Mining nearly twice as much rubble from a Marlborough quarry would be a safety risk, generate unbearable noise and "severely deteriorate" lifestyles, residents say.
Marlborough District Council received so many submissions opposing the plan that hearing them all would pose "a logistical challenge", it says.
Simcox Quarry Limited asked the council for permission to dig up to 90,000 tonnes of rock a year from the Barracks Road quarry in the Omaka Valley - almost double what it has taken in recent years.
The resource consent application drew 116 submissions, but only three in support, with residents concerned the works would be a safety risk, generate "unbearable" noise, and "severely deteriorate" lifestyles.
A report presented to the council's environment committee last week said officials could "easily require a week" of hearings to listen to the 82 submitters that asked to speak on the consent in person.

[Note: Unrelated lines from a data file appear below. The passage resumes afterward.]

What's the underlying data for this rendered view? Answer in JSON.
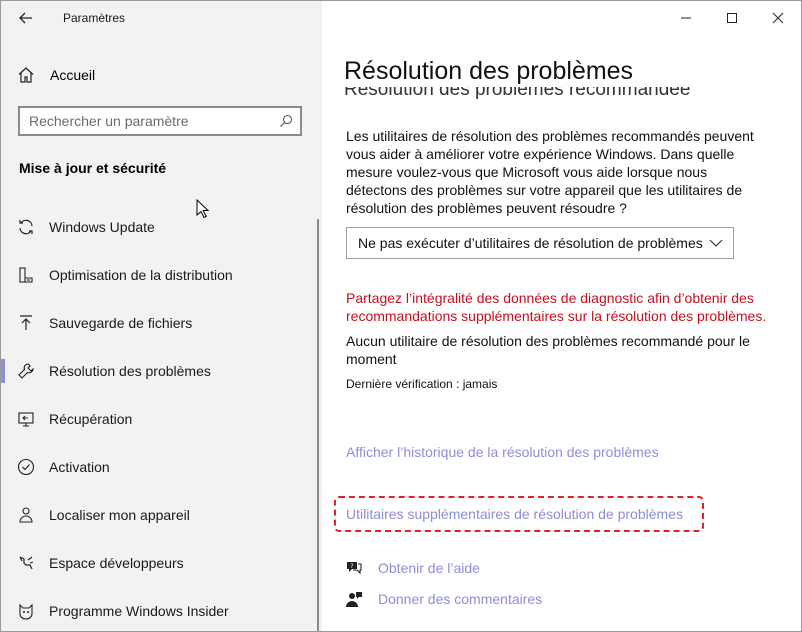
{
  "window": {
    "app_title": "Paramètres",
    "controls": {
      "minimize": "minimize-icon",
      "maximize": "maximize-icon",
      "close": "close-icon"
    }
  },
  "sidebar": {
    "home_label": "Accueil",
    "search_placeholder": "Rechercher un paramètre",
    "section_title": "Mise à jour et sécurité",
    "items": [
      {
        "label": "Windows Update",
        "icon": "sync-icon"
      },
      {
        "label": "Optimisation de la distribution",
        "icon": "delivery-optimization-icon"
      },
      {
        "label": "Sauvegarde de fichiers",
        "icon": "backup-arrow-icon"
      },
      {
        "label": "Résolution des problèmes",
        "icon": "wrench-icon",
        "active": true
      },
      {
        "label": "Récupération",
        "icon": "recovery-icon"
      },
      {
        "label": "Activation",
        "icon": "activation-check-icon"
      },
      {
        "label": "Localiser mon appareil",
        "icon": "person-locate-icon"
      },
      {
        "label": "Espace développeurs",
        "icon": "developer-tools-icon"
      },
      {
        "label": "Programme Windows Insider",
        "icon": "insider-cat-icon"
      }
    ]
  },
  "main": {
    "title": "Résolution des problèmes",
    "partially_hidden_heading": "Résolution des problèmes recommandée",
    "description": "Les utilitaires de résolution des problèmes recommandés peuvent vous aider à améliorer votre expérience Windows. Dans quelle mesure voulez-vous que Microsoft vous aide lorsque nous détectons des problèmes sur votre appareil que les utilitaires de résolution des problèmes peuvent résoudre ?",
    "dropdown_value": "Ne pas exécuter d’utilitaires de résolution de problèmes",
    "warning": "Partagez l’intégralité des données de diagnostic afin d’obtenir des recommandations supplémentaires sur la résolution des problèmes.",
    "no_result": "Aucun utilitaire de résolution des problèmes recommandé pour le moment",
    "last_check": "Dernière vérification : jamais",
    "history_link": "Afficher l’historique de la résolution des problèmes",
    "additional_link": "Utilitaires supplémentaires de résolution de problèmes",
    "help_link": "Obtenir de l’aide",
    "feedback_link": "Donner des commentaires"
  },
  "colors": {
    "accent": "#8d8dd8",
    "warning": "#c50f1f",
    "highlight": "#e0202a",
    "sidebar_bg": "#f2f2f2"
  }
}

"This presented a logistical challenge in terms of planning the hearing, providing a venue that could accommodate such a large number of submitters ... and managing the volume of material required for the hearing," it said.
The hearings were shaved down to two days, with a third set aside "if required", after the council asked Omaka Valley residents to be represented by one member, the report said.
Simcox Construction had mined the quarry since 1998, but management was passed to Simcox Quarry Limited in 2018. Simcox Quarry asked last June to run the quarry for an "unlimited" time period, estimating it would last for "more than 100 years".
Brookby Road residents Mary and Rickard Potez were one of several in Omaka Valley troubled by the application's proposed "unlimited" consent.
"It [is] inconceivable and deplorable to grant a legacy to future generations of 100 years of destroyed peace in the valley," they said.
Simcox said in its submission the quarry was crucial for managing Marlborough's flood control, had "significant" positive effects, and that dust, noise, and hazards would be well managed.
Fellow Brookby Road resident and Wairau Hospital orthopedic surgeon Rick Wilson said the possible increase in truck traffic was abhorrent and would inevitably result in road accidents.
New Zealand Transport Agency (NZTA) data showed there had been six crashes since 2001 along Brookby Road - which leads to the Barracks Rd quarry - including one fatality.
Two people were treated for serious injuries last May after a truck slipped off Barracks Road.
Residents like Christina Lawdon complained that overtaking quarry trucks would push motorists off the road and create more noise.
"I hear a continuous humming [or] vibrating very often from our house when trucks pass us, [and] it gives me stress if I can't block out the noise that I'm hearing," Lawdon said.
Corina Naus, from Barracks Road, said her bathroom saw so much dust from road traffic that her toilet seat was "sand blasted" and had to be replaced each year.
"I feel that the current resource consent would increase the truck movements to the point that not only would our property values drop, but I would no longer see the value living in this area."
Several residents said they felt Brookby Rd was already too unsafe for their children, without the potential increase in traffic, and they would not let their children leave the property unsupervised.
Fairhall School principal Stephen Crockett, who also opposed the consent, said traffic would increase the risks for students.
Resident Tracy Taylor said trucks often hurtled past horses she was riding or leading without slowing down, causing them to buck back, which could be life-threatening.
"The current truck traffic is loud and imposing, and interfering with my lifestyle. The rock blasting can be heard from our house and is annoying and upsetting to horses and livestock."
Omaka Valley Group chair Jane Buckman said the application understated the negative effects increased quarrying would have on the valley and its community.
"If this consent application is approved unaltered, everyone in the Omaka Valley will have to endure more continuous noisy truck traffic that we currently encounter on our rural roads."
Several submitters suggested the council allow the company to continue quarrying at previous levels for another three years, until its new environment plan had time to sink in.
Others asked that the proposal be rejected entirely.
Gillian Spooner and Geoffrey Duckett supported the application, saying they found truck drivers "courteous".
Simcox Quarry Limited could not be reached in time for publication.
The hearing would take place from 24 to 26 February.